Der französische Botaniker Patrick Blanc ist mit seinen vertikalen Gärten international bekannt geworden. Natürliches Grün als vertikales Gestaltungselement wirkt sehr ungewöhnlich. Wie bewerten sie ein Objekt wie das Quai Branly Museum in Paris?

GRAF

Patrick Blanc ist der Wegbereiter der Fassadenbegrünung. Begonnen als Kunstprojekt, bauen heute eigentlich alle Initiativen zum Thema bepflanzte Fassade auf seinen Ideen auf.

Das Musée du quai Branly für außereuropäische Kunst in Paris, Pflanzenwand von Patrick Blanc.

FORMLINER

Im mitteleuropäischen Raum herrschen ausgeprägte Jahreszeiten, in deren Verlauf sich Bäume und Pflanzen stark verändern. Wie können oder müssen Architekt:innen und Fassadenplaner:innen darauf reagieren? Auf welche Details sollten sie in der Werkplanung einer bepflanzten Fassade besonders achten?

GRAF

Planer:innen sollten von Anfang an mit Expert:innen zusammen arbeiten. Gärtner:innen oder Pflanzenökolog:innen sollten so früh wie möglich in die Planung integriert werden. Diese Fachleute wissen, welche Pflanzen an den unterschiedlichsten Einsatzorten wachsen können und welchen Anspruch sie an ihre Umgebung stellen. Die Südfassade – um ein Beispiel zu nennen – ist für jede Begrünung eine Herausforderung mit den stärksten klimatischen Extremen im Verlauf der Jahreszeiten.

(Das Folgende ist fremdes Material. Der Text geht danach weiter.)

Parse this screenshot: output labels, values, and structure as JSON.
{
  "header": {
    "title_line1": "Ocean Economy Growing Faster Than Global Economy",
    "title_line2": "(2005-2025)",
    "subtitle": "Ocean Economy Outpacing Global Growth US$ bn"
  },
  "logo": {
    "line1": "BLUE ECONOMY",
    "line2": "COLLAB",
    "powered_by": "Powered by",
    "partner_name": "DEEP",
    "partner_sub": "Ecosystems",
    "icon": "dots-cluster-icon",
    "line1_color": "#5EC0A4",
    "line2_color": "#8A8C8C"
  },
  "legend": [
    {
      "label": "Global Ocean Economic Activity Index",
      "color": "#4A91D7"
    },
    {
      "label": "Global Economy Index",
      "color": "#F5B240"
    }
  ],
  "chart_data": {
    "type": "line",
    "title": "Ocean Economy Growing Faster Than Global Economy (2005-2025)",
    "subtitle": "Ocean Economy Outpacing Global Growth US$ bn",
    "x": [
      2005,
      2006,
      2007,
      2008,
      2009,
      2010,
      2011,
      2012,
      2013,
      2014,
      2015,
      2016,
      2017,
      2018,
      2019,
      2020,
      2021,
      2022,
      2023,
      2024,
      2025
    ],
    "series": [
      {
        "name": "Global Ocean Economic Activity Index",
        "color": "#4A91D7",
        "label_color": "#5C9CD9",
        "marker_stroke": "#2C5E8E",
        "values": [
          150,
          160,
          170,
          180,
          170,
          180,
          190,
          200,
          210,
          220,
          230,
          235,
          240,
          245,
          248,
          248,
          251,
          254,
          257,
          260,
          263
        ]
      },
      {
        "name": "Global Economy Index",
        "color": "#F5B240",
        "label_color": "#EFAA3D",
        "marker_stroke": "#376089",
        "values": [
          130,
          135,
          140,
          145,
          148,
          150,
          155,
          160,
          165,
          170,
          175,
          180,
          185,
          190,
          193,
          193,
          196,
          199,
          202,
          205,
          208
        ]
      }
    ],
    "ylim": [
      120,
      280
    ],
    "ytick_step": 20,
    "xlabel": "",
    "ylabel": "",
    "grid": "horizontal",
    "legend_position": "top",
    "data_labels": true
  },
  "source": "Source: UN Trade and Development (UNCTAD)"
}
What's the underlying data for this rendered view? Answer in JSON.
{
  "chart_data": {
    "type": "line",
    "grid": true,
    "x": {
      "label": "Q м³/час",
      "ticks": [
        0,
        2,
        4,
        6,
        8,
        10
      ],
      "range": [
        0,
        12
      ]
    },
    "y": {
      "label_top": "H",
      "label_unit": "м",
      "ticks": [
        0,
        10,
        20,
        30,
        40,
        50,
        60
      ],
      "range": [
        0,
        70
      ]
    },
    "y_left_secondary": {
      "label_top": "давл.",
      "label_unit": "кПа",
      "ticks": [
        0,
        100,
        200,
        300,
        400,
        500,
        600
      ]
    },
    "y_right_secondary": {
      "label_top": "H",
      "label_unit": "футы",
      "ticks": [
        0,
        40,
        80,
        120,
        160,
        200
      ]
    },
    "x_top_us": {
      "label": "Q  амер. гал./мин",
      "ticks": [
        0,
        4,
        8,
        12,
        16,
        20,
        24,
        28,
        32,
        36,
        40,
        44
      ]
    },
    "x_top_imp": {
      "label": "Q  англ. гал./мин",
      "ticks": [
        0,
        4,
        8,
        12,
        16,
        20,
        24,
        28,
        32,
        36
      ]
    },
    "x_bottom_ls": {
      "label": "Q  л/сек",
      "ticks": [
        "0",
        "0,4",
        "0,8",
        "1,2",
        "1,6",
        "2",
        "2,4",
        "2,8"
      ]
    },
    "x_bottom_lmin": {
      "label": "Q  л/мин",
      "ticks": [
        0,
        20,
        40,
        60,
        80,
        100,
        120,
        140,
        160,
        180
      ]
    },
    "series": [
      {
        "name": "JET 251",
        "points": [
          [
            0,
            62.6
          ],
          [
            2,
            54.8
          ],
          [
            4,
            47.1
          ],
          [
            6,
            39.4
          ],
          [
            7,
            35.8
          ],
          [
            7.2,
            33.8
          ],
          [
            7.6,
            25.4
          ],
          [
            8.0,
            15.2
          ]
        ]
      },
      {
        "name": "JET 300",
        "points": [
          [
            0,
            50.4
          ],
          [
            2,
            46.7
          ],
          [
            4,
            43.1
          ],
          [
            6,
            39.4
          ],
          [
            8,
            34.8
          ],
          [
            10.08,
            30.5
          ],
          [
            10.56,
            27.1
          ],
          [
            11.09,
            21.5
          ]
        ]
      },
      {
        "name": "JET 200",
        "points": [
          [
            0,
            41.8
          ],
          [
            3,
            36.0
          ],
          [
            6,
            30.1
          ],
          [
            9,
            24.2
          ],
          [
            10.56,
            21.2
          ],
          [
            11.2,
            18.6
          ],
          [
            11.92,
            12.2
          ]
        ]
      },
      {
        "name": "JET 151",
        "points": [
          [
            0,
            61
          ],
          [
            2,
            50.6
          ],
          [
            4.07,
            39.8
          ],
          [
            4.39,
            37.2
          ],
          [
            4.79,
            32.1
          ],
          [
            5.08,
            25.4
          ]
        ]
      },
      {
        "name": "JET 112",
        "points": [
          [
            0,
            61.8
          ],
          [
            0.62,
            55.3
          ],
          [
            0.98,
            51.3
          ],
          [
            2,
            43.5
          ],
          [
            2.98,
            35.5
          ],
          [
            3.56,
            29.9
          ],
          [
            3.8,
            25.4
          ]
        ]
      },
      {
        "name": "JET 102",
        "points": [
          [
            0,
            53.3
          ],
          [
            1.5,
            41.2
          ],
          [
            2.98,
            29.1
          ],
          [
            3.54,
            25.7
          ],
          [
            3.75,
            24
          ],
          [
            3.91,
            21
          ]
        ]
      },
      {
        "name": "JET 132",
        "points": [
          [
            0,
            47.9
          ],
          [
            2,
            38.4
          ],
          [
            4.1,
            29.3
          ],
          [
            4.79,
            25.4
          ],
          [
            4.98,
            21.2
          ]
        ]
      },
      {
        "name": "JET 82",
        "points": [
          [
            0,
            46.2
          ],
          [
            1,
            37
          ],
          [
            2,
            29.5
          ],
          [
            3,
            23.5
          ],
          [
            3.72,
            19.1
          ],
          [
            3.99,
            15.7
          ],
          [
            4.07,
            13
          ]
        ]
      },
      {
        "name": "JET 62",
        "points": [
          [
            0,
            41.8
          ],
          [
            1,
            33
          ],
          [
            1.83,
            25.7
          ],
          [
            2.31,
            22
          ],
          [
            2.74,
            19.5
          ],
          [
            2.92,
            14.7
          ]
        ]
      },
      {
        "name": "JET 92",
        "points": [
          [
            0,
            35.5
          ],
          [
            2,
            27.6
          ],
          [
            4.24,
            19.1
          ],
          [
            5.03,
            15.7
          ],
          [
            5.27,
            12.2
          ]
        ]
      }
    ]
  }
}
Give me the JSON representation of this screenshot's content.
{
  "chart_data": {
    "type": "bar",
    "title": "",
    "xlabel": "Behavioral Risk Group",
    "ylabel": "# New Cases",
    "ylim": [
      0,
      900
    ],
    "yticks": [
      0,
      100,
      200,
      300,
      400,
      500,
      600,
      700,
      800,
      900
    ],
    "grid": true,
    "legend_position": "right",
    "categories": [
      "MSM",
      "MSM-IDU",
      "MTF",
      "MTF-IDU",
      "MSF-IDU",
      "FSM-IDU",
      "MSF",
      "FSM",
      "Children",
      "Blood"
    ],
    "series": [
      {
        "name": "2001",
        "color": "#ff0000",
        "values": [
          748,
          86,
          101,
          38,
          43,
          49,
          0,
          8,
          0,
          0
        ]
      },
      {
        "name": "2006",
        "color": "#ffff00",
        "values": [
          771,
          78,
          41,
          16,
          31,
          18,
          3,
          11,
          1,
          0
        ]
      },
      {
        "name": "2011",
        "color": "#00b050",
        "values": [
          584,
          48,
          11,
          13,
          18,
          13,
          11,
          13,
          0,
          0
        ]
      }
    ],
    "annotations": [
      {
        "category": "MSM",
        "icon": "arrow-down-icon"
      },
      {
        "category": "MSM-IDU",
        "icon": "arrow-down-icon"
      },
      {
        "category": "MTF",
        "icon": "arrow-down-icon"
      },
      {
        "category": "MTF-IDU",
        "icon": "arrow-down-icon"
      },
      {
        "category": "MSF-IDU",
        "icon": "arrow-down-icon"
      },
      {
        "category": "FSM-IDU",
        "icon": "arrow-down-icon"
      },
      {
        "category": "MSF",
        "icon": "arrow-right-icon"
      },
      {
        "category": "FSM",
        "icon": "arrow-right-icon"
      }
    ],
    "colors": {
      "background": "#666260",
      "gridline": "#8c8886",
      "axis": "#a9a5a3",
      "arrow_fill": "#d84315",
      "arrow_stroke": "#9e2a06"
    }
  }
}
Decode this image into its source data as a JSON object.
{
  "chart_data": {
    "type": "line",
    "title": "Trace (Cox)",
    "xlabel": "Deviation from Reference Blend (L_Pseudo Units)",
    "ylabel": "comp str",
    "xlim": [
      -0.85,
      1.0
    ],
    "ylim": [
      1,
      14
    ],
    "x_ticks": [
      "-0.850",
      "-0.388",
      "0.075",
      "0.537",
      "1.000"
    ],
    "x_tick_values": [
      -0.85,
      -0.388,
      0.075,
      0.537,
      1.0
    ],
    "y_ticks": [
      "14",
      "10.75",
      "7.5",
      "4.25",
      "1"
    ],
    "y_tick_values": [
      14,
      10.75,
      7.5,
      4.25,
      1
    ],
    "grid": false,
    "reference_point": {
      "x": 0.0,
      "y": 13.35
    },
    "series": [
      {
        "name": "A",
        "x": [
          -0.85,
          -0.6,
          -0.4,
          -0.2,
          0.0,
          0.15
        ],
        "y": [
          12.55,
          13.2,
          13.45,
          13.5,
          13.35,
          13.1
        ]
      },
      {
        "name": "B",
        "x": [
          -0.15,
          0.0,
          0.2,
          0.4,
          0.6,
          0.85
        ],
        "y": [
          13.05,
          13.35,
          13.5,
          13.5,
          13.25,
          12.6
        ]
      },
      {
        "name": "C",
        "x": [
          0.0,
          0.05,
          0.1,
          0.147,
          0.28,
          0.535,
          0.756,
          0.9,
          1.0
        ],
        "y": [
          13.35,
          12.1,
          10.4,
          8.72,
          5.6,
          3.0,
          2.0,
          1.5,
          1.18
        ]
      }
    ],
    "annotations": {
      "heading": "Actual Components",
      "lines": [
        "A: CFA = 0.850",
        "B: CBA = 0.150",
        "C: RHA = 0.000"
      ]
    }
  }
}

Pflanzen stellen biologisches „Material“ dar, das darf nicht vergessen werden: das Material agiert nach eigenen Bedürfnissen und wächst nicht immer, wie Architekt:innen es wünschen. Hier ist Toleranz vonseiten der Planer:innen und bei Bauherr:innen wichtig, auch hinsichtlich der Reaktion der Pflanzenwelt auf deren stark ausgeprägte Veränderungen innerhalb der Jahreszeiten. Eine Fassadenbegrünung ist hochkomplex, das darf man nicht unterschätzen.

FORMLINER

Sie haben ein besonderes Pflanzsystem entwickelt: Es besteht aus einem Substratelement mit einer Steuerung und einem Wassertank. Zusätzlich bauen Sie zahlreiche Sensoren in Ihr System ein, die die Feuchtigkeit und andere Umweltparameter überwachen. Diese Daten werten Sie messtechnisch aus. Das klingt sehr kompliziert. Welchen Vorteil bietet Ihr System?

GRAF

Durch die Überwachung von meteorologischen Daten sind wir oder die Bauherr:innen in der Lage, die tatsächlichen Umwelteinflüsse genau zu erfassen und können dann recht schnell auf die Bedürfnisse der Pflanzen Einfluss nehmen. Die gewonnenen Informationen sind nötig, um die Pflanzen dauerhaft und zuverlässig zu versorgen. Darüber hinaus lassen sich diese Daten zukünftig öffentlichkeitswirksam in Smart-City- oder Smart-Home-Anwendungen einbinden. Hier können wir neben Wetterdaten auch die Umweltleistungen der Grünwände darstellen – vergleichbar zur Leistungsanzeige von Photovoltaikanlagen. An der Fassade oder im Eingangsbereich von Gebäuden lassen sich die quantifizierten Leistungen der Pflanzen auf Dashboards oder Monitoren präsentieren.

FORMLINER

Welchen Vorteil haben Betonelemente als Habitat für Moose?

GRAF

Wir arbeiten nicht nur mit Betonelementen, sondern auch mit Natursteinen. Während uns der Naturstein gewisse Grenzen vorgibt, ermöglicht uns der Beton die Installation additiver Maßnahmen. Zum Beispiel eine „eingebaute“ Wasserrückhaltemöglichkeit, die die Pflanze auch in trockeneren Perioden mit Wasser versorgt.

FORMLINER

Wo liegen die Grenzen für grüne Fassaden?

GRAF

Bisher ist die Disziplin der Fassadenbegrünung noch in der Entwicklung. Die Systeme sind nicht günstig, denn dahinter steckt eine hochkomplexe Technik. Bautechnisch sind in meinen Augen keine Grenzen gesetzt.